1. Import the ML model<br>
`from sklearn.abc import xyz`
2. Create an object of the ML algorithm<br>
    `model = xyz()`
3. Fit on the training data<br>
    `model.fit(X,y)`
4. Predict on test data<br>
    `model.predict(X)`
    
### Data Transformation Algorithms
1. Import the ML model<br>
`from sklearn.abc import xyz`
2. Create an object of the ML algorithm<br>
    `model = xyz()`
3. Fit on the training data<br>
    `model.fit(X,y)`
4. Transform on test data<br>
    `model.transform(X)`<br>
Steps 3 & 4 can be clubbed using
`model.fit_transform(X)`

## Unsupervised Learning
### Clustering
clustering is the task of grouping a set of objects in such a way that objects in the same group (called a cluster) are more similar (in some sense) to each other than to those in other groups (clusters).[[1]](https://en.wikipedia.org/wiki/Cluster_analysis)<br>
#### K-Means Clustering
K-means works by selecting k central points, or means, hence K-Means. These means are then used as the centroid of their cluster: any point that is closest to a given mean is assigned to that mean’s cluster.

Once all points are assigned, move through each cluster and take the average of all points it contains. This new ‘average’ point is the new mean of the cluster.

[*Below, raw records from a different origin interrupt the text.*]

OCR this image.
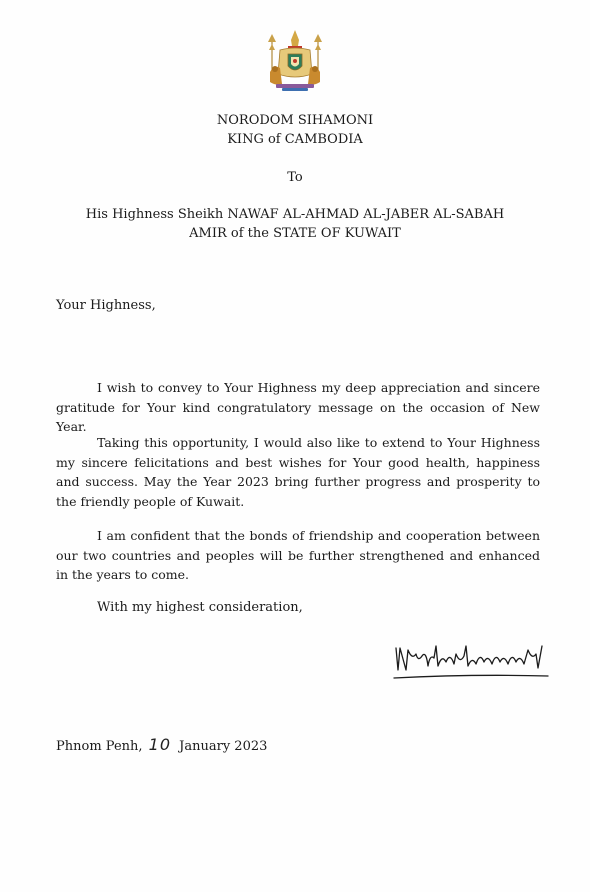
NORODOM SIHAMONI
KING of CAMBODIA
To
His Highness Sheikh NAWAF AL-AHMAD AL-JABER AL-SABAH
AMIR of the STATE OF KUWAIT
Your Highness,

I wish to convey to Your Highness my deep appreciation and sincere gratitude for Your kind congratulatory message on the occasion of New Year.

Taking this opportunity, I would also like to extend to Your Highness my sincere felicitations and best wishes for Your good health, happiness and success. May the Year 2023 bring further progress and prosperity to the friendly people of Kuwait.

I am confident that the bonds of friendship and cooperation between our two countries and peoples will be further strengthened and enhanced in the years to come.

With my highest consideration,
Phnom Penh, 10 January 2023
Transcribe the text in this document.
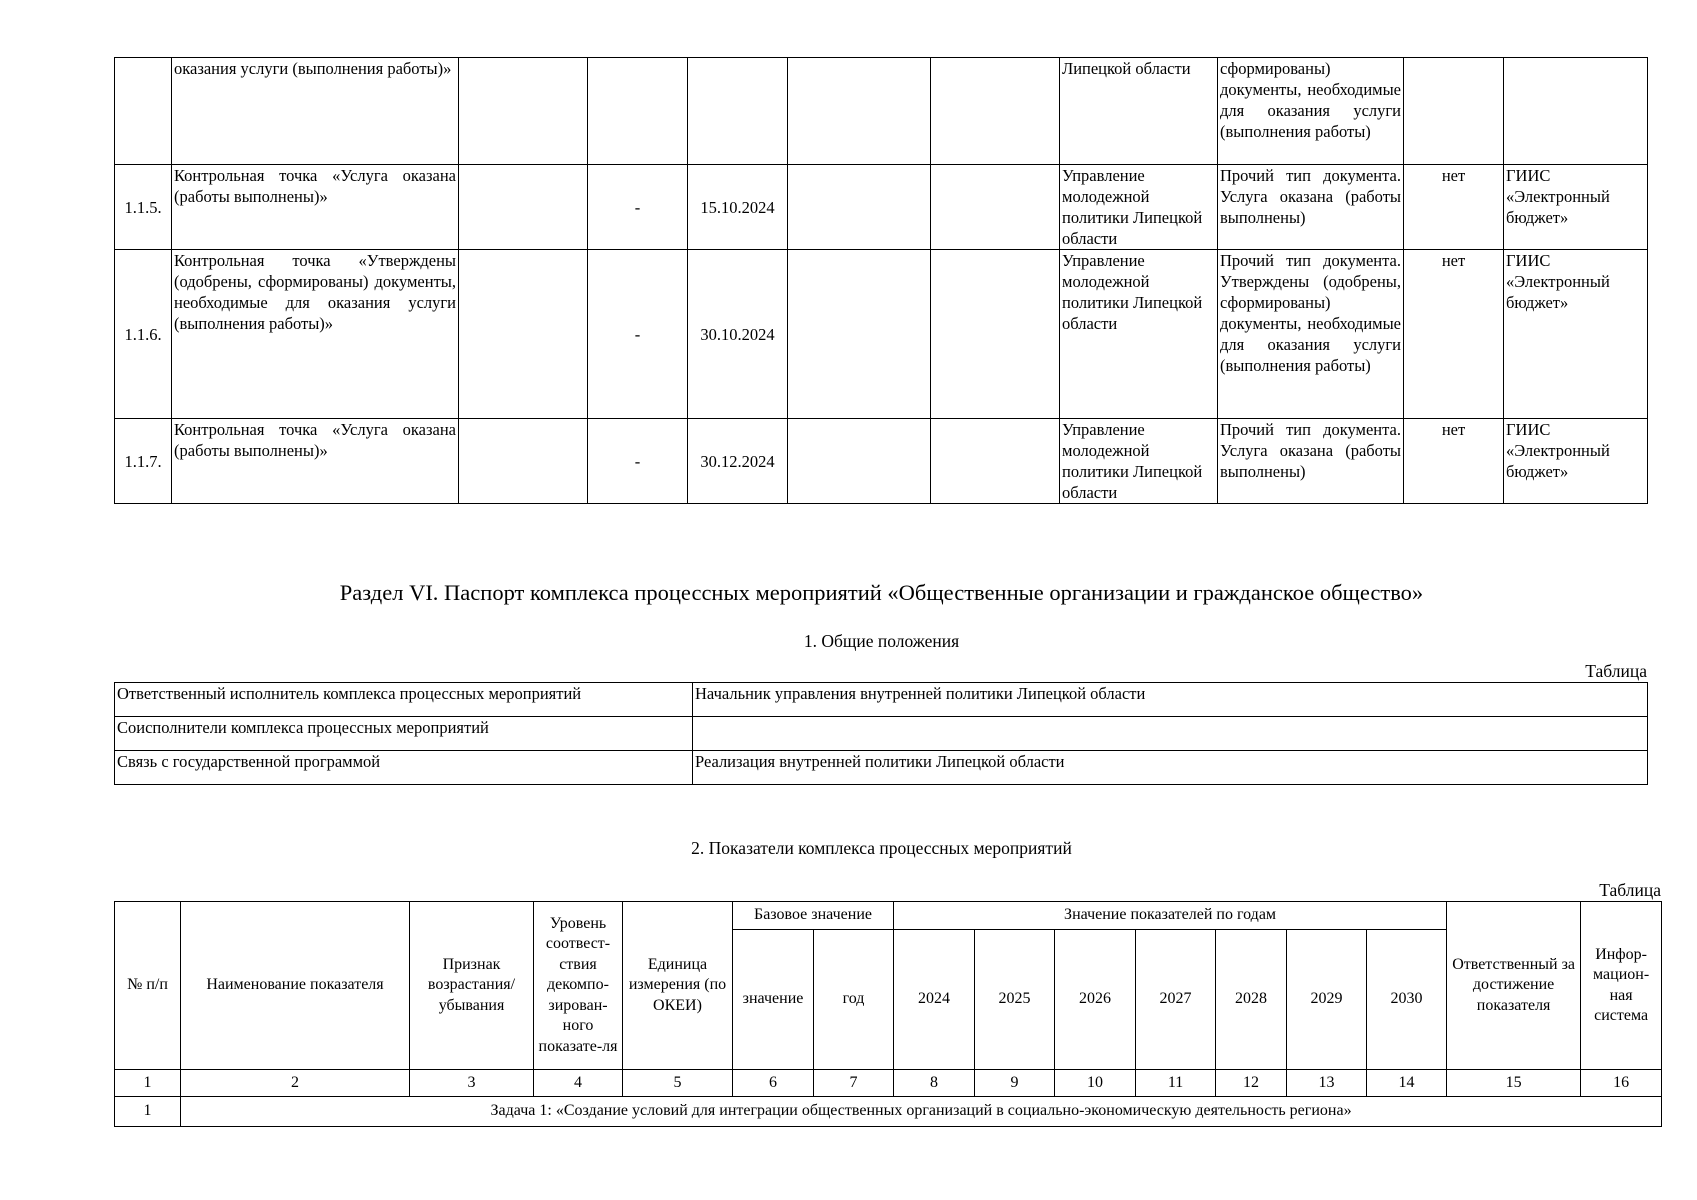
	оказания услуги (выполнения работы)»						Липецкой области	сформированы) документы, необходимые для оказания услуги (выполнения работы)		
1.1.5.	Контрольная точка «Услуга оказана (работы выполнены)»		-	15.10.2024			Управление молодежной политики Липецкой области	Прочий тип документа. Услуга оказана (работы выполнены)	нет	ГИИС «Электронный бюджет»
1.1.6.	Контрольная точка «Утверждены (одобрены, сформированы) документы, необходимые для оказания услуги (выполнения работы)»		-	30.10.2024			Управление молодежной политики Липецкой области	Прочий тип документа. Утверждены (одобрены, сформированы) документы, необходимые для оказания услуги (выполнения работы)	нет	ГИИС «Электронный бюджет»
1.1.7.	Контрольная точка «Услуга оказана (работы выполнены)»		-	30.12.2024			Управление молодежной политики Липецкой области	Прочий тип документа. Услуга оказана (работы выполнены)	нет	ГИИС «Электронный бюджет»
Раздел VI. Паспорт комплекса процессных мероприятий «Общественные организации и гражданское общество»
1. Общие положения
Таблица
Ответственный исполнитель комплекса процессных мероприятий	Начальник управления внутренней политики Липецкой области
Соисполнители комплекса процессных мероприятий	
Связь с государственной программой	Реализация внутренней политики Липецкой области
2. Показатели комплекса процессных мероприятий
Таблица
№ п/п	Наименование показателя	Признак возрастания/ убывания	Уровень соотвест-ствия декомпо-зирован-ного показате-ля	Единица измерения (по ОКЕИ)	Базовое значение		Значение показателей по годам							Ответственный за достижение показателя	Инфор-мацион-ная система
					значение	год	2024	2025	2026	2027	2028	2029	2030		
1	2	3	4	5	6	7	8	9	10	11	12	13	14	15	16
1	Задача 1: «Создание условий для интеграции общественных организаций в социально-экономическую деятельность региона»														
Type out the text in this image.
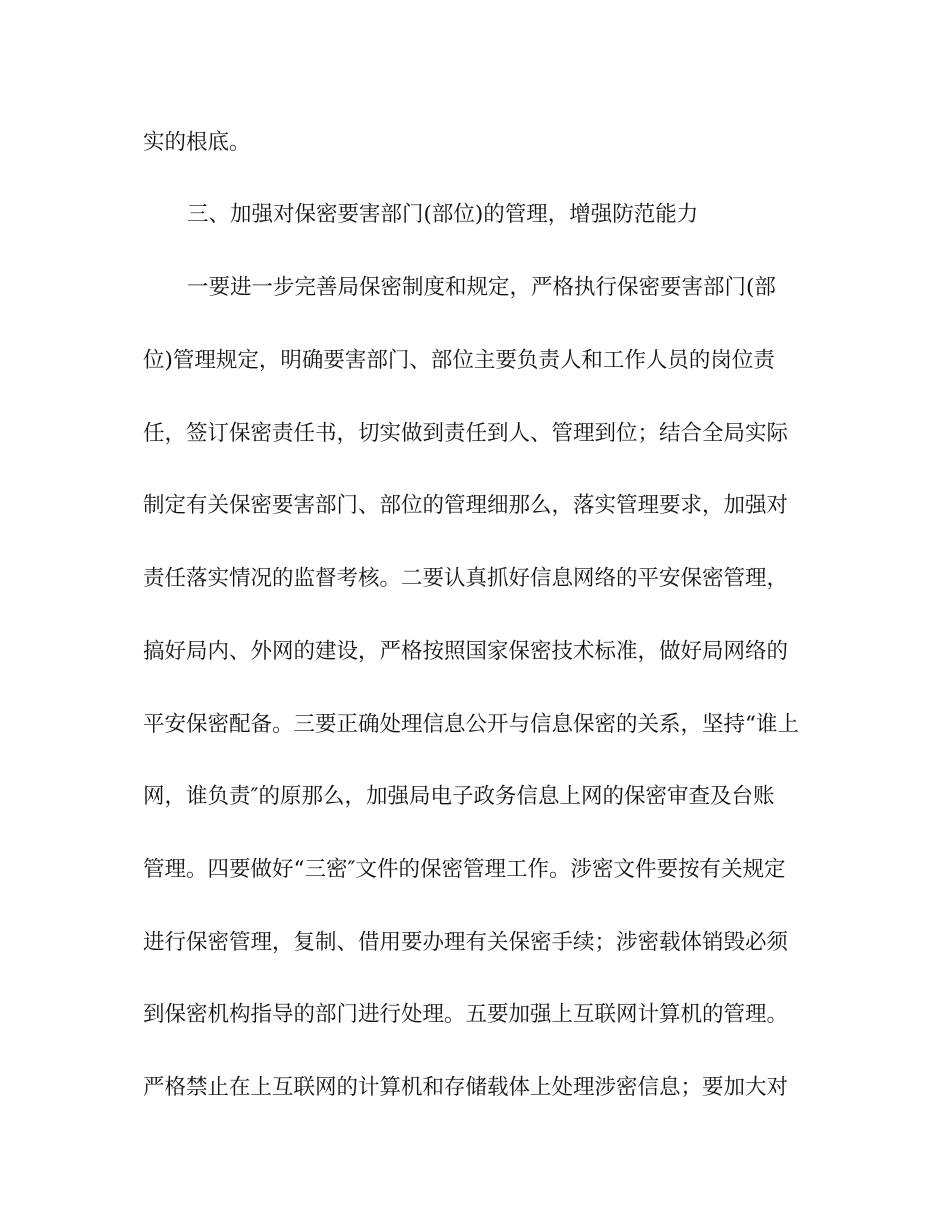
实的根底。
三、加强对保密要害部门(部位)的管理，增强防范能力
一要进一步完善局保密制度和规定，严格执行保密要害部门(部
位)管理规定，明确要害部门、部位主要负责人和工作人员的岗位责
任，签订保密责任书，切实做到责任到人、管理到位；结合全局实际
制定有关保密要害部门、部位的管理细那么，落实管理要求，加强对
责任落实情况的监督考核。二要认真抓好信息网络的平安保密管理，
搞好局内、外网的建设，严格按照国家保密技术标准，做好局网络的
平安保密配备。三要正确处理信息公开与信息保密的关系，坚持“谁上
网，谁负责″的原那么，加强局电子政务信息上网的保密审查及台账
管理。四要做好“三密″文件的保密管理工作。涉密文件要按有关规定
进行保密管理，复制、借用要办理有关保密手续；涉密载体销毁必须
到保密机构指导的部门进行处理。五要加强上互联网计算机的管理。
严格禁止在上互联网的计算机和存储载体上处理涉密信息；要加大对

Just repeat these two steps over and over again until the point assignments stop changing.
![](method-k-means-steps-example.png)


In [None]:
df = pd.read_csv('data/train.csv')

In [None]:
# implementation
from sklearn.cluster import KMeans

In [None]:
kmeans = KMeans(n_clusters=3)

In [None]:
# preprocess the dataset
# kmeans.fit(df)

In [None]:
# kmeans.cluster_centres_

### Elbow Method:
Elbow method is used to find the right number of clusters into which the data needs to be clustered.
![](elbow.png)

In [None]:
# implementation of elbow method.

In [None]:
from sklearn.datasets import load_iris
from sklearn.cluster import KMeans

In [None]:
iris = load_iris()
data = pd.DataFrame(data=iris.data,columns=['f1','f2','f3','f4'])

In [None]:
x = list(range(1,10))
y = []
for N in range(1,10):
    kmeans = KMeans(n_clusters=N) # create cluster object
    kmeans.fit(data) # fit the data using kmeans
    data1 = data.copy()
    data1['cluster_index'] = kmeans.predict(data) # predict using the kmeans object
    cluster_centers = kmeans.cluster_centers_ # store the centers of clusters.
    number_of_clusters = cluster_centers.shape[0]
    wss = 0
    for i in range(number_of_clusters):
        wss+= np.square(data[data1['cluster_index']== i] - cluster_centers[i,:]).values.sum()
        # find the within sum of squares for each cluster and sum them
    y.append(wss) # store this value in a list.

# visualization
plt.plot(x,y)
plt.scatter(x,y)
plt.xlabel("Number Of Clusters")
plt.ylabel("Within Sum Of Squares")

In [None]:
# Your Task
# 1.Run Kmeans on the iris data set with n clusters = 3
# 2.find the center of cluster centers 
# 3.plot the cluster centers and center of cluster centers (only the first two columns) as a scatter plot

In [None]:
# Your Task
# plot all the rows as points in a scatter plot (only first two columns)
# 5.plot all the points in the same cluster with the same color
# Hint : to mention color in a plot give the parameter color = 'r' or 'b' or 'g' etc.

### Pros Of Kmeans
* Computationally faster with higher data points

### Cons of Kmeans
* Difficult to find the perfect k value
* Depends on initialization
* Can give sub-optimal results in some cases.

In [31]:
# Home task 
# Find cases where kmeans gives bad results.

# Reading Work
* Read about other clustering methods.
* There is a third type of machine learning algorithms called Reinforcement Learning Algorithms.Read about them.